I’m talking about search indexing. And more specifically I’m talking about this piece of software accessing a file in the background to read it when it could in fact be a virus posing as a legit PDF.
Let’s break this down…
EM Client can search for text within PDF attachments. So if I do a search for “July Proposal” it will return all emails that have that text in subject, body or even contained within PDF attachments.
However, like virtually everything that has search functionality these days it does not set out scanning every email for that content at the time I hit enter on the search as it would take too long to produce results. So it uses indexing and caching. In essence this means going out in the background (prior to a search being made) to scan every email and store the information in an organized relational database for easy lookup in the future based on keyword.

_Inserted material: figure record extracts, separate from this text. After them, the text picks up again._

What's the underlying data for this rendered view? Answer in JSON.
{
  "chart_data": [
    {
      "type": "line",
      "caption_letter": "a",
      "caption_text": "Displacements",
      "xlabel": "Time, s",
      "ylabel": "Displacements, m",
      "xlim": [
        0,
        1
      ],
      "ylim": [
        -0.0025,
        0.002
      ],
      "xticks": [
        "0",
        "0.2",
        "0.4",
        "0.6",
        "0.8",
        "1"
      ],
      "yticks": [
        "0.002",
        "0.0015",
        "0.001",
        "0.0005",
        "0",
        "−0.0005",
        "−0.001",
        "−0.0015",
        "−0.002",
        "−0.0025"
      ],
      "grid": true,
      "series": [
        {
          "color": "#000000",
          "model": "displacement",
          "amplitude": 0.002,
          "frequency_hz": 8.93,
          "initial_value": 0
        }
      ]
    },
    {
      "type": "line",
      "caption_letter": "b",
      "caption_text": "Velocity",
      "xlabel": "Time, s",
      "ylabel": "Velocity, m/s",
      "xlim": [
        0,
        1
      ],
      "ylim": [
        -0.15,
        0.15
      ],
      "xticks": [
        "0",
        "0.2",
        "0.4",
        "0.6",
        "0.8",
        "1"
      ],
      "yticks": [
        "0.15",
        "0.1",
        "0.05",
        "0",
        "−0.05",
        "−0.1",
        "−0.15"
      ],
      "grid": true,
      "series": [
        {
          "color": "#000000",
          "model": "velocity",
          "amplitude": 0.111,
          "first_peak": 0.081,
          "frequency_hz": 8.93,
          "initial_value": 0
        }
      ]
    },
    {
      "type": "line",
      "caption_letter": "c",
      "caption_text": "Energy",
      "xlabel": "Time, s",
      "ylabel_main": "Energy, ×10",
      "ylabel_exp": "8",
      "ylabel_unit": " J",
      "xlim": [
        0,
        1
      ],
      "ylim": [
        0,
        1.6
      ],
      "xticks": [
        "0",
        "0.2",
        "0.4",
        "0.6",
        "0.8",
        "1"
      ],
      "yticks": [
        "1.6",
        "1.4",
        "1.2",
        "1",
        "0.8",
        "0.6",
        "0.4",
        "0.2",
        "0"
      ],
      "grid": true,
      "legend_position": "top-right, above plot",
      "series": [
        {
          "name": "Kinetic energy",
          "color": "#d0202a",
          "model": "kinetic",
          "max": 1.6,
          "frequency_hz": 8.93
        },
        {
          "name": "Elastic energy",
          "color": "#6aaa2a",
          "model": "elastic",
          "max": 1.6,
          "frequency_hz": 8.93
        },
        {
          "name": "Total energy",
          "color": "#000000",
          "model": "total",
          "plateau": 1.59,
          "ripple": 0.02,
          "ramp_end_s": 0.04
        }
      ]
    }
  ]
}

So rather than having to go to each email and checking if it contains the words “July Proposal” it instead references the cached index that it created previously in the background. It looks for “July Proposal” in that database and it returns a list of IDs for specific emails/attachments that contain those words.
Now, in order to create that index it needs to read all the emails and attachments ahead of time. So it scans through the emails. If it sees there is an attachment it then decides how to process it. And this is where the security risk is depending how it’s coded and handled.
It’s probably going to look at the attachment file type to see if it’s a “supported” attachment that can be searched. (Do they only support searching PDF, or others?). If it has the right extension the program opens the file. And when I say it opens the file I don’t mean it opens it in Adobe reader or something. I mean it accesses the file and reads the contents of it as a binary file in the background. PDF’s don’t store the content as plain text that can be read like traditional text. So the application reads that binary and processes what it’s reading. A PDF can contain a LOT of stuff. Text, images, forms, marcos, security, signatures…etc…etc. So the software needs to determine what it’s reading in that file and determine what is text and should be indexed and what is not and should be ignored.
All well and good, HOWEVER. It poses a big security risk if that PDF files it’s scanning for text isn’t a PDF at all and has some code in it designed to exploit vulnerabilities in applications reading or indexing the file. IE maybe EM Client is reading the binary of that PDF and it thinks it’s reading text in the PDF but there is some memory overload or escape character that allows other code in the fake PDF to be executed. Maybe the text is actually some javascript that seems harmless to index but maybe there is a flaw in EM Client where javascript from a search result gets rendered when displayed. Who knows? There’s tons of exploits like this and people that spend a lot of time trying to find them and use them.
All of which could be avoided if it were possible to control which attachments are being read. To explicitly tell the program NOT to index attachments unless they are on emails in a certain folder. Even having a “whitelist” based on the sender isn’t safe because anyone can make an email look like it’s coming from anywhere without any coding or skill required.
Anyways, I just tested it. And yes it does open and cache attachments in the background when you view an email regardless of what is set in the search filter. So if you click to preview an email in the junk folder before deleting it and it’s got an attachment EM client goes ahead and reads the attachment for it’s cache. So… pretty insecure.